I carried a 25-pound pack, and I kept fueled by eating continually. I consumed many an energy bar and lots of hard candies and chocolate, and I drank bottles of water fortified with powdered vitamin C plus minerals. I ate substantial amounts of nuts, soy nuts, sesame sticks and baggie “meals” of mashed potato flakes, couscous, noodles, dried vegetables and tofu bouillon. Preparing such meals involved sucking water through the water-bottle tube and spitting it into the bag, resealing the bag, stuffing it in a pocket where it “cooked,” and later eating it by squeezing the mash through a hole in the bag. Delicious.
On rare occasions, we arrived at checkpoints where we had access to heavier items stowed in trunklike gear boxes (most of it was food; I changed clothes four times).

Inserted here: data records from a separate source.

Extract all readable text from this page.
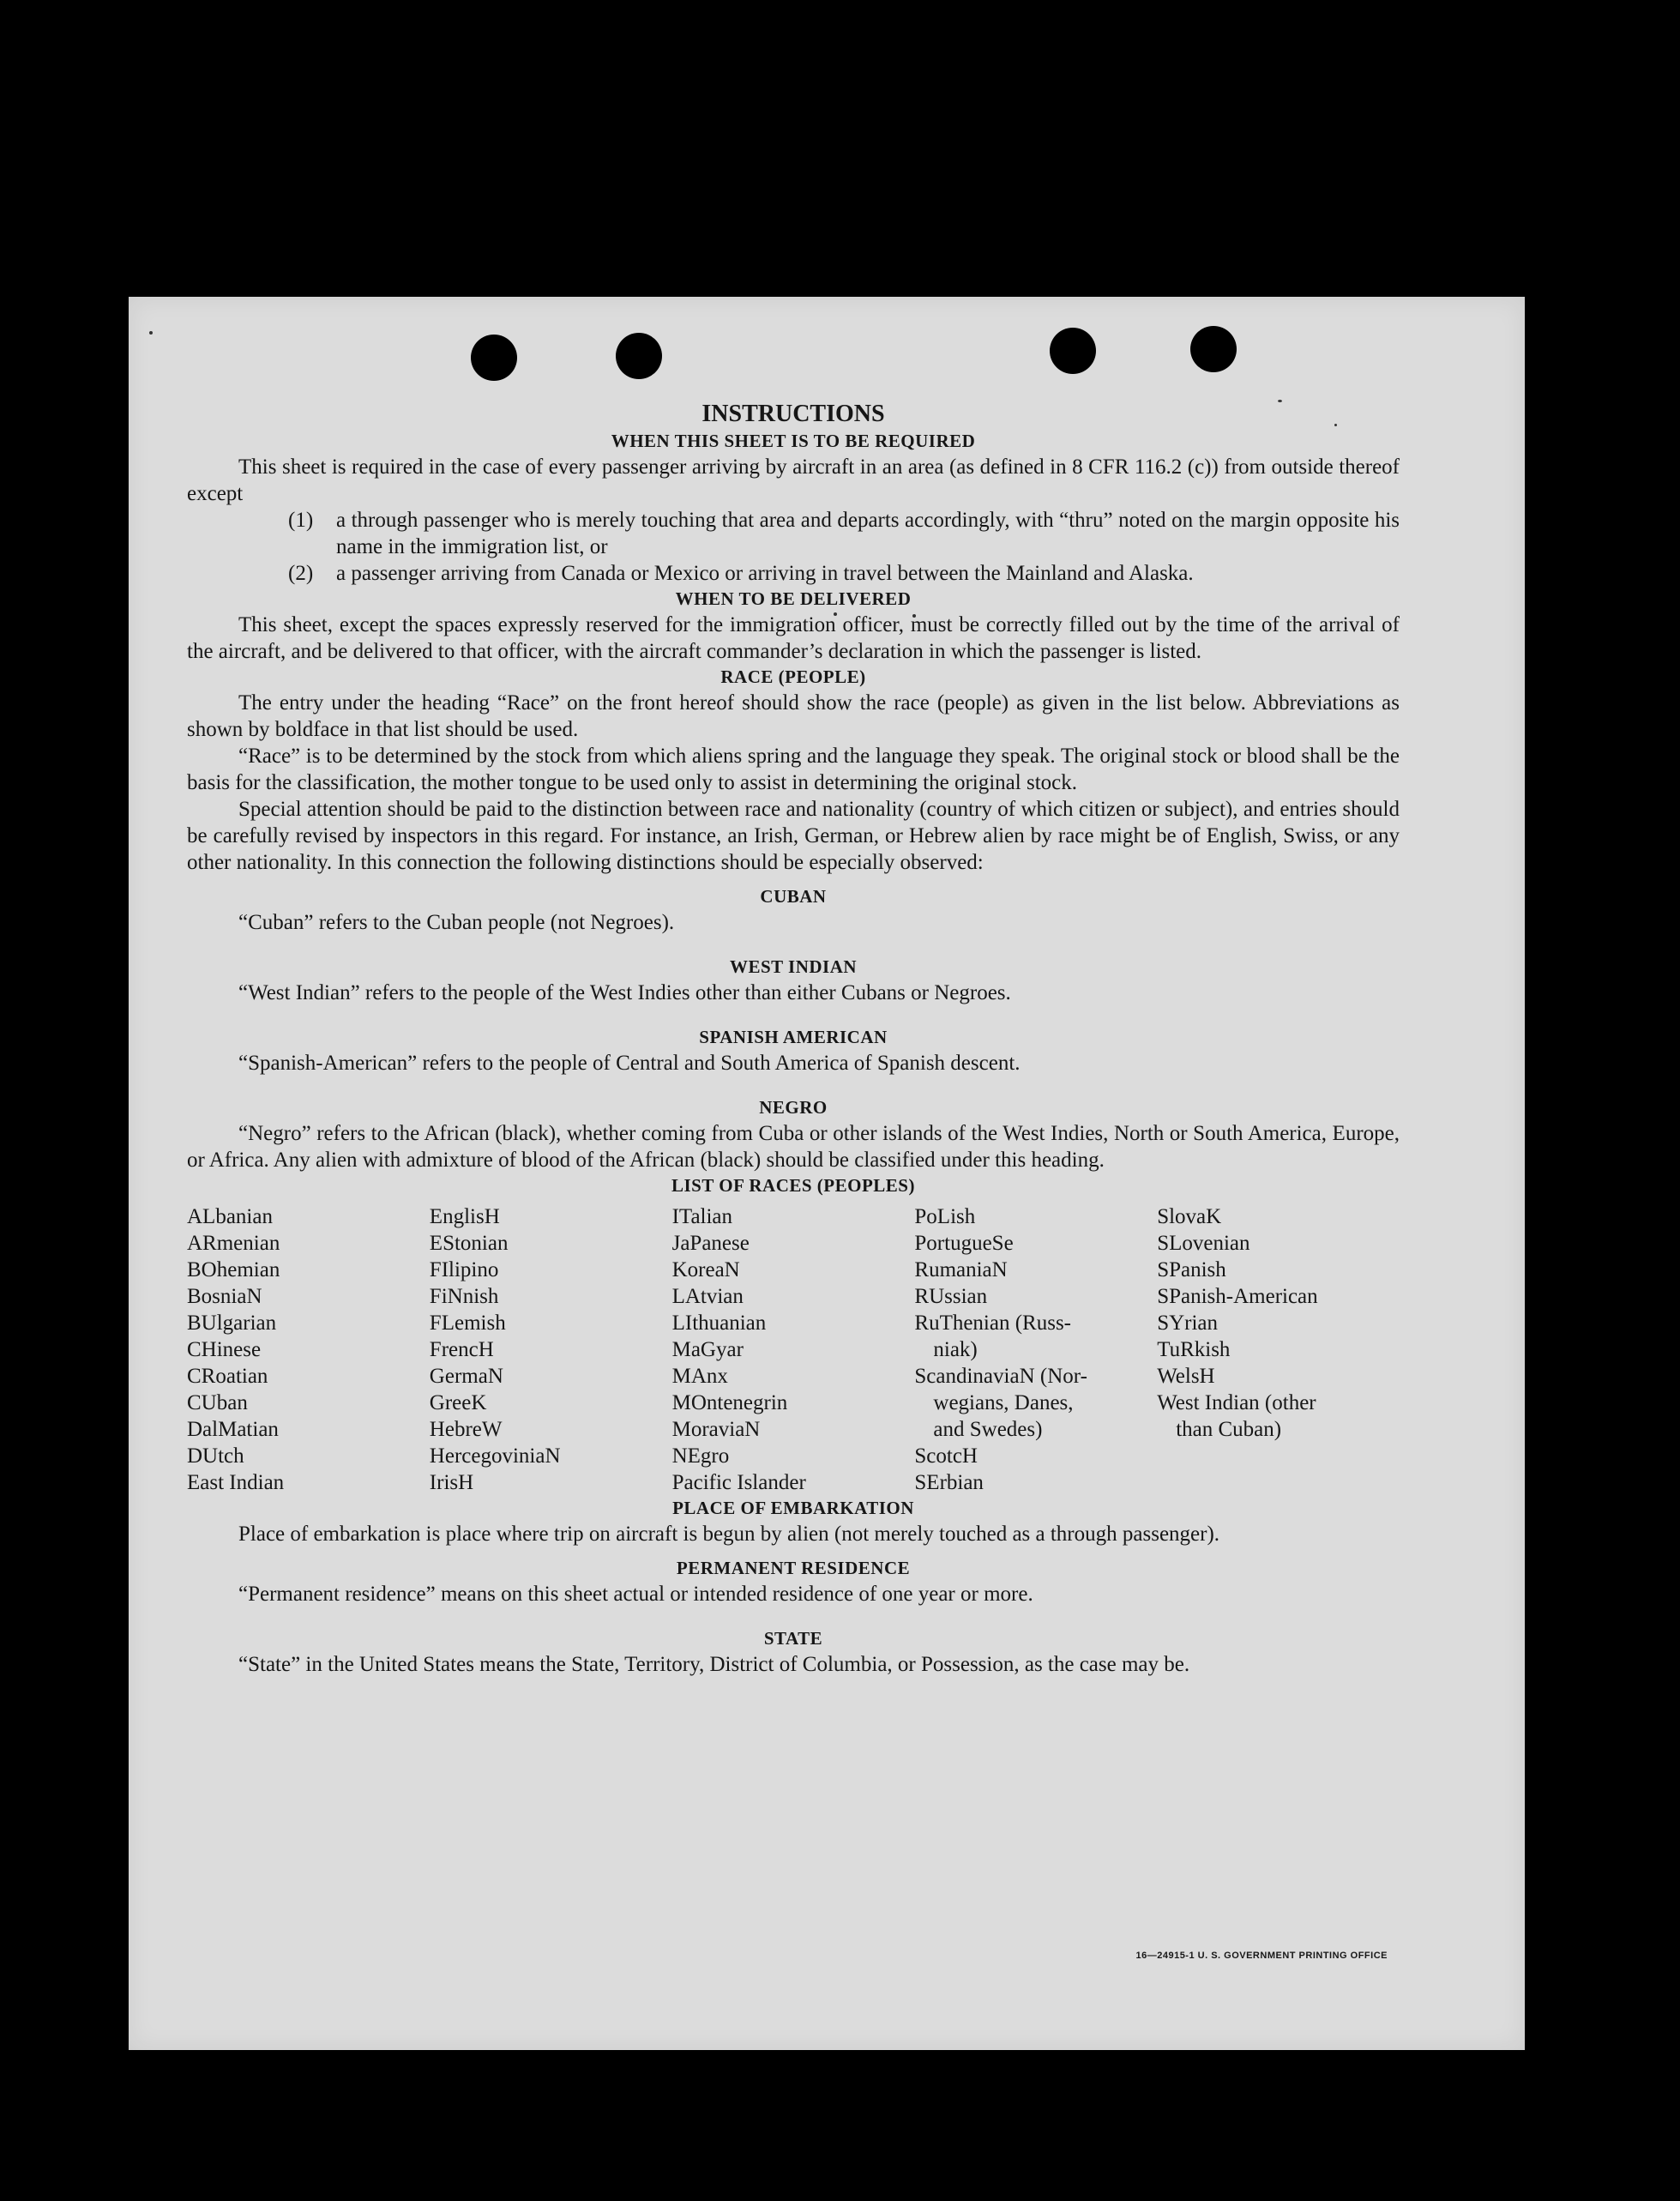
INSTRUCTIONS
WHEN THIS SHEET IS TO BE REQUIRED

This sheet is required in the case of every passenger arriving by aircraft in an area (as defined in 8 CFR 116.2 (c)) from outside thereof except

(1) a through passenger who is merely touching that area and departs accordingly, with “thru” noted on the margin opposite his name in the immigration list, or
(2) a passenger arriving from Canada or Mexico or arriving in travel between the Mainland and Alaska.
WHEN TO BE DELIVERED

This sheet, except the spaces expressly reserved for the immigration officer, must be correctly filled out by the time of the arrival of the aircraft, and be delivered to that officer, with the aircraft commander’s declaration in which the passenger is listed.

RACE (PEOPLE)

The entry under the heading “Race” on the front hereof should show the race (people) as given in the list below. Abbreviations as shown by boldface in that list should be used.

“Race” is to be determined by the stock from which aliens spring and the language they speak. The original stock or blood shall be the basis for the classification, the mother tongue to be used only to assist in determining the original stock.

Special attention should be paid to the distinction between race and nationality (country of which citizen or subject), and entries should be carefully revised by inspectors in this regard. For instance, an Irish, German, or Hebrew alien by race might be of English, Swiss, or any other nationality. In this connection the following distinctions should be especially observed:

CUBAN

“Cuban” refers to the Cuban people (not Negroes).

WEST INDIAN

“West Indian” refers to the people of the West Indies other than either Cubans or Negroes.

SPANISH AMERICAN

“Spanish-American” refers to the people of Central and South America of Spanish descent.

NEGRO

“Negro” refers to the African (black), whether coming from Cuba or other islands of the West Indies, North or South America, Europe, or Africa. Any alien with admixture of blood of the African (black) should be classified under this heading.

LIST OF RACES (PEOPLES)
ALbanian
ARmenian
BOhemian
BosniaN
BUlgarian
CHinese
CRoatian
CUban
DalMatian
DUtch
East Indian
EnglisH
EStonian
FIlipino
FiNnish
FLemish
FrencH
GermaN
GreeK
HebreW
HercegoviniaN
IrisH
ITalian
JaPanese
KoreaN
LAtvian
LIthuanian
MaGyar
MAnx
MOntenegrin
MoraviaN
NEgro
Pacific Islander
PoLish
PortugueSe
RumaniaN
RUssian
RuThenian (Russ-
niak)
ScandinaviaN (Nor-
wegians, Danes,
and Swedes)
ScotcH
SErbian
SlovaK
SLovenian
SPanish
SPanish-American
SYrian
TuRkish
WelsH
West Indian (other
than Cuban)
PLACE OF EMBARKATION

Place of embarkation is place where trip on aircraft is begun by alien (not merely touched as a through passenger).

PERMANENT RESIDENCE

“Permanent residence” means on this sheet actual or intended residence of one year or more.

STATE

“State” in the United States means the State, Territory, District of Columbia, or Possession, as the case may be.

16—24915-1 U. S. GOVERNMENT PRINTING OFFICE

During these gorge-fests I feasted on tortillas with Nutella or peanut butter, carrots, apples, pretzels, cans of cold vegetable stew and kiwis (we were in New Zealand, after all).
The average racer burns 400-600 calories per hour for 18-20 hours for six to ten days. Because the typical athlete’s daily intake is only 3,000-5,000 calories, it’s easy to lose 15 pounds, which explains why many racers look so gaunt when they finish. I, however, managed to keep on my weight (130 pounds by then), probably by converting fat to muscle by carrying that pack up and down steep slopes for a week with only about three to four hours of sleep per day. So much for needing beef jerky to survive the Eco-Challenge.